NORA
PRENTIIS
1947.....111
Minutes
Ann
Sheridan, Kent Smith, Bruce Bennett
A nightclub singer has an affair with an unhappily married San
Francisco doctor. Though the physician desperately wants to
leave his wife, he lacks the courage to ask for a divorce. In
retaliation, the singer accepts an offer to move East and start
up a new club in New York. Lost without the singer, the doctor
is without option until his partner suddenly dies. With a burst
of inspiration, he fakes his own death and flees to New York.
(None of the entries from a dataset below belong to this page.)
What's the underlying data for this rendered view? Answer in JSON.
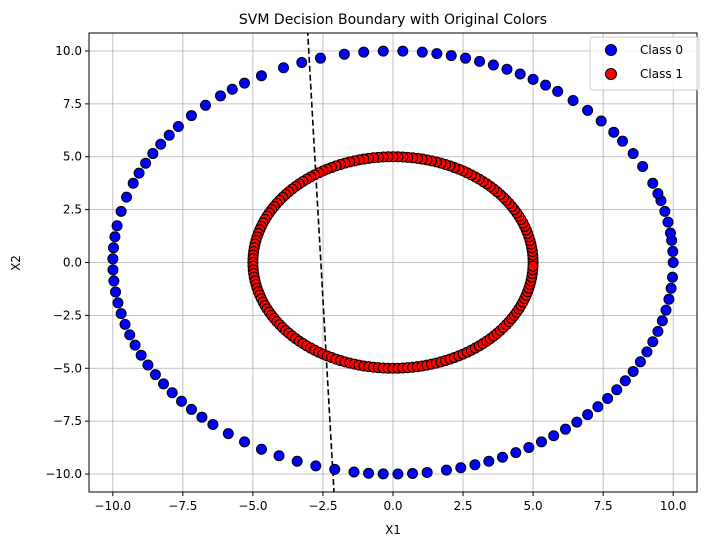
{
  "chart_data": {
    "type": "scatter",
    "title": "SVM Decision Boundary with Original Colors",
    "xlabel": "X1",
    "ylabel": "X2",
    "xlim": [
      -10.85,
      10.85
    ],
    "ylim": [
      -10.85,
      10.85
    ],
    "xticks": [
      -10.0,
      -7.5,
      -5.0,
      -2.5,
      0.0,
      2.5,
      5.0,
      7.5,
      10.0
    ],
    "yticks": [
      -10.0,
      -7.5,
      -5.0,
      -2.5,
      0.0,
      2.5,
      5.0,
      7.5,
      10.0
    ],
    "xtick_labels": [
      "−10.0",
      "−7.5",
      "−5.0",
      "−2.5",
      "0.0",
      "2.5",
      "5.0",
      "7.5",
      "10.0"
    ],
    "ytick_labels": [
      "−10.0",
      "−7.5",
      "−5.0",
      "−2.5",
      "0.0",
      "2.5",
      "5.0",
      "7.5",
      "10.0"
    ],
    "grid": true,
    "legend_position": "top-right",
    "series": [
      {
        "name": "Class 0",
        "color": "#0000ff",
        "edge_color": "#000000",
        "circle_radius": 10,
        "angles_deg": [
          0,
          3,
          6,
          8,
          11,
          14,
          17,
          19,
          22,
          27,
          31,
          35,
          38,
          42,
          46,
          50,
          54,
          57,
          60,
          63,
          66,
          69,
          72,
          75,
          78,
          81,
          84,
          88,
          92,
          96,
          100,
          105,
          109,
          113,
          118,
          122,
          125,
          128,
          132,
          136,
          140,
          143,
          146,
          149,
          152,
          155,
          158,
          162,
          166,
          170,
          173,
          176,
          179,
          182,
          185,
          188,
          191,
          194,
          197,
          200,
          203,
          206,
          209,
          212,
          215,
          218,
          221,
          224,
          227,
          230,
          234,
          238,
          242,
          246,
          250,
          254,
          258,
          262,
          265,
          268,
          271,
          274,
          277,
          281,
          284,
          287,
          290,
          293,
          296,
          299,
          302,
          305,
          308,
          311,
          314,
          317,
          320,
          323,
          326,
          329,
          332,
          335,
          338,
          341,
          344,
          347,
          350,
          353,
          356
        ]
      },
      {
        "name": "Class 1",
        "color": "#ff0000",
        "edge_color": "#000000",
        "circle_radius": 5,
        "angles_deg": [
          0,
          2,
          4,
          6,
          8,
          10,
          12,
          14,
          16,
          18,
          20,
          22,
          24,
          26,
          28,
          30,
          32,
          34,
          36,
          38,
          40,
          42,
          44,
          46,
          48,
          50,
          52,
          54,
          56,
          58,
          60,
          62,
          64,
          66,
          68,
          70,
          72,
          74,
          76,
          78,
          80,
          82,
          84,
          86,
          88,
          90,
          92,
          94,
          96,
          98,
          100,
          102,
          104,
          106,
          108,
          110,
          112,
          114,
          116,
          118,
          120,
          122,
          124,
          126,
          128,
          130,
          132,
          134,
          136,
          138,
          140,
          142,
          144,
          146,
          148,
          150,
          152,
          154,
          156,
          158,
          160,
          162,
          164,
          166,
          168,
          170,
          172,
          174,
          176,
          178,
          180,
          182,
          184,
          186,
          188,
          190,
          192,
          194,
          196,
          198,
          200,
          202,
          204,
          206,
          208,
          210,
          212,
          214,
          216,
          218,
          220,
          222,
          224,
          226,
          228,
          230,
          232,
          234,
          236,
          238,
          240,
          242,
          244,
          246,
          248,
          250,
          252,
          254,
          256,
          258,
          260,
          262,
          264,
          266,
          268,
          270,
          272,
          274,
          276,
          278,
          280,
          282,
          284,
          286,
          288,
          290,
          292,
          294,
          296,
          298,
          300,
          302,
          304,
          306,
          308,
          310,
          312,
          314,
          316,
          318,
          320,
          322,
          324,
          326,
          328,
          330,
          332,
          334,
          336,
          338,
          340,
          342,
          344,
          346,
          348,
          350,
          352,
          354,
          356,
          358
        ]
      }
    ],
    "decision_boundary": {
      "style": "dashed",
      "color": "#000000",
      "points": [
        [
          -3.05,
          11.0
        ],
        [
          -2.1,
          -11.0
        ]
      ]
    }
  }
}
Later, he is horrified to learn that his death has been officially
declared a homicide, and so he goes into hiding in the singer's
apartment. To cope with his fear and the increasing success
of his lover, the physician begins drinking heavily. This only
makes him paranoid and more depressed and he begins to suspect
his lover is having an affair. Upon confronting the "lover,"
a fight ensues, the doctor wins, and thinking he killed his
rival, he takes off -- only to end up in a horrible traffic
accident that leaves his face unrecognizable. Though plastic
surgery gives him a new identity, it is at that time that he
is arrested and sent back to California to stand trial for his
own murder. Rather than burden his family with the shock that
he is still alive, the doctor insists that his lover keep mum,
and he stoically goes to trial where he is sentenced to Death
Row. Beautifully photographed by James Wong Howe in typically
expressionistic style, the film focuses on the desperation and
entrapment of the characters and expresses a true bleak, fatalistic
film-noir sensibility which makes this film unique in the genre.